O proletariado industrial brasileiro será afetado indiretamente, uma vez que diversas fábricas dependem de insumos agrícolas para a produção de alimentos processados ou de matérias-primas que agora estão mais caras devido às distorções comerciais e ao encarecimento do transporte e da energia. Os empresários industriais repassam esses custos ao trabalhador, ao mesmo tempo em que o pressiona por mais produtividade com o mesmo salário
Em paralelo a isso, trabalhadores de aplicativos, entregadores e motoristas, já submetidos a um regime de superexploração, veem seus custos diários aumentarem (combustível, alimentação), enquanto a demanda oscila. O resultado é mais horas trabalhadas para manter a mesma renda, acentuando a alienação e a precarização.
Portanto, quais medidas concretas deveriam ser tomada, impedindo que os custos dessa guerra comercial tenham efeito sobre o proletariado?
Ao invés de direcionar recursos do fundo público para defender o setor exportador, o necessário seria redistribuir terras improdutivas ou voltadas exclusivamente à exportação, formando cooperativas de produção administradas pelos trabalhadores, com garantia de assistência técnica, crédito estatal e acesso a insumos para produção de alimentos a preços acessíveis para o mercado interno.

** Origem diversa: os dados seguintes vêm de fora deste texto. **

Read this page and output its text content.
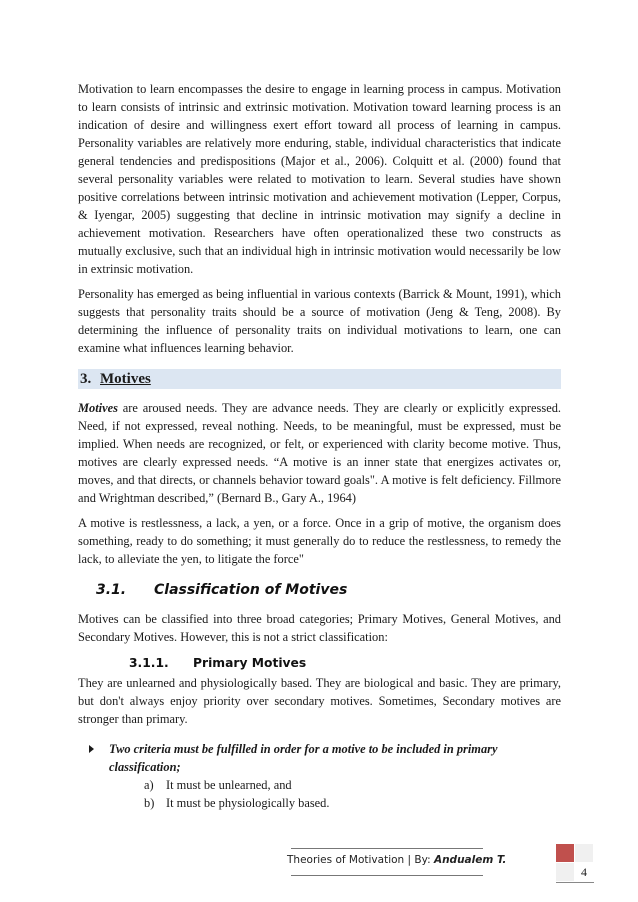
Motivation to learn encompasses the desire to engage in learning process in campus. Motivation to learn consists of intrinsic and extrinsic motivation. Motivation toward learning process is an indication of desire and willingness exert effort toward all process of learning in campus. Personality variables are relatively more enduring, stable, individual characteristics that indicate general tendencies and predispositions (Major et al., 2006). Colquitt et al. (2000) found that several personality variables were related to motivation to learn. Several studies have shown positive correlations between intrinsic motivation and achievement motivation (Lepper, Corpus, & Iyengar, 2005) suggesting that decline in intrinsic motivation may signify a decline in achievement motivation. Researchers have often operationalized these two constructs as mutually exclusive, such that an individual high in intrinsic motivation would necessarily be low in extrinsic motivation.

Personality has emerged as being influential in various contexts (Barrick & Mount, 1991), which suggests that personality traits should be a source of motivation (Jeng & Teng, 2008). By determining the influence of personality traits on individual motivations to learn, one can examine what influences learning behavior.

3. Motives

Motives are aroused needs. They are advance needs. They are clearly or explicitly expressed. Need, if not expressed, reveal nothing. Needs, to be meaningful, must be expressed, must be implied. When needs are recognized, or felt, or experienced with clarity become motive. Thus, motives are clearly expressed needs. “A motive is an inner state that energizes activates or, moves, and that directs, or channels behavior toward goals". A motive is felt deficiency. Fillmore and Wrightman described,” (Bernard B., Gary A., 1964)

A motive is restlessness, a lack, a yen, or a force. Once in a grip of motive, the organism does something, ready to do something; it must generally do to reduce the restlessness, to remedy the lack, to alleviate the yen, to litigate the force"

3.1. Classification of Motives

Motives can be classified into three broad categories; Primary Motives, General Motives, and Secondary Motives. However, this is not a strict classification:

3.1.1. Primary Motives

They are unlearned and physiologically based. They are biological and basic. They are primary, but don't always enjoy priority over secondary motives. Sometimes, Secondary motives are stronger than primary.

Two criteria must be fulfilled in order for a motive to be included in primary classification;
a) It must be unlearned, and
b) It must be physiologically based.
Theories of Motivation | By: Andualem T.
4
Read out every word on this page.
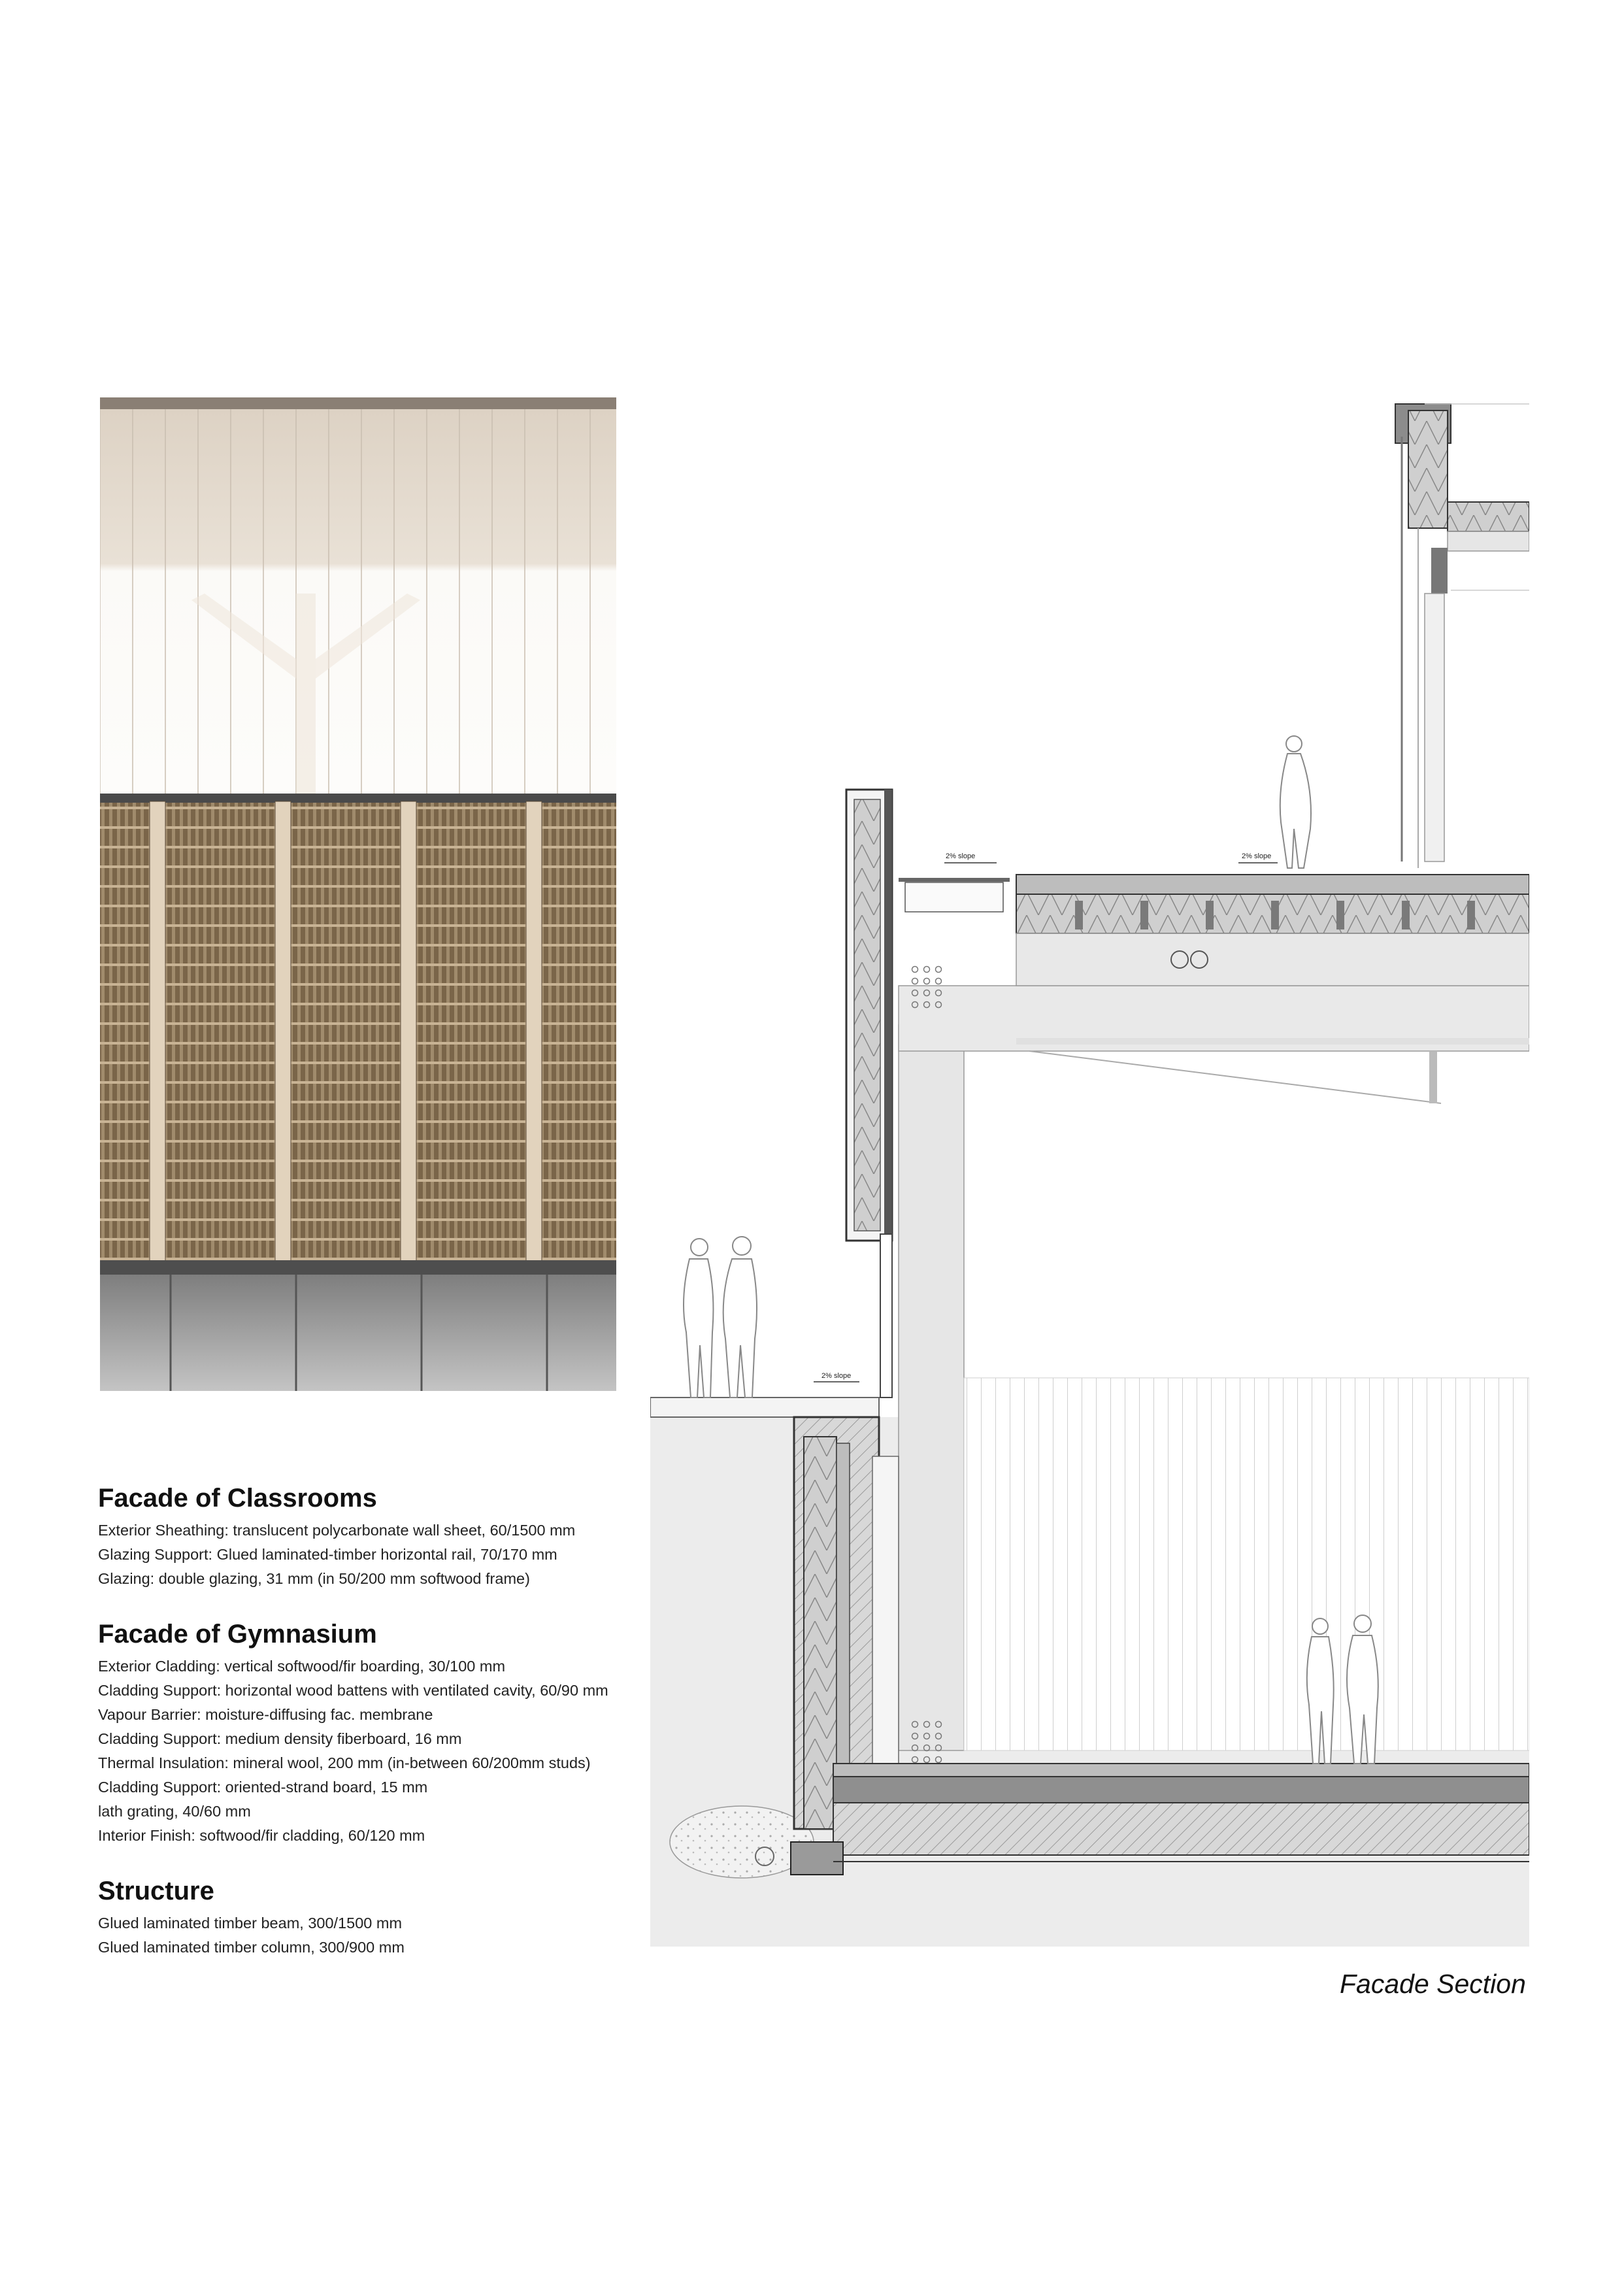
2% slope	2% slope
2% slope
Facade of Classrooms
Exterior Sheathing: translucent polycarbonate wall sheet, 60/1500 mm
Glazing Support: Glued laminated-timber horizontal rail, 70/170 mm
Glazing: double glazing, 31 mm (in 50/200 mm softwood frame)
Facade of Gymnasium
Exterior Cladding: vertical softwood/fir boarding, 30/100 mm
Cladding Support: horizontal wood battens with ventilated cavity, 60/90 mm
Vapour Barrier: moisture-diffusing fac. membrane
Cladding Support: medium density fiberboard, 16 mm
Thermal Insulation: mineral wool, 200 mm (in-between 60/200mm studs)
Cladding Support: oriented-strand board, 15 mm
lath grating, 40/60 mm
Interior Finish: softwood/fir cladding, 60/120 mm
Structure
Glued laminated timber beam, 300/1500 mm
Glued laminated timber column, 300/900 mm
Facade Section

Além disso, direcionar investimentos públicos para a produção nacional de insumos hoje dependentes de importações afetadas por tarifas ou sanções. Integrar, sob propriedade pública, os principais frigoríficos, armazéns e empresas de logística, impedindo que o mercado interno seja refém da lógica especulativa do agronegócio, para garantir preços justos, com estabilidade no emprego. Em conjunto, utilizar essas empresas como instrumentos de planejamento econômico, priorizando produção para consumo interno ao invés de exportações.
Ou seja: nacionalizar e colocar sob controle democrático da classe trabalhadora as exportações de produtos estratégicos como café, carne e minérios.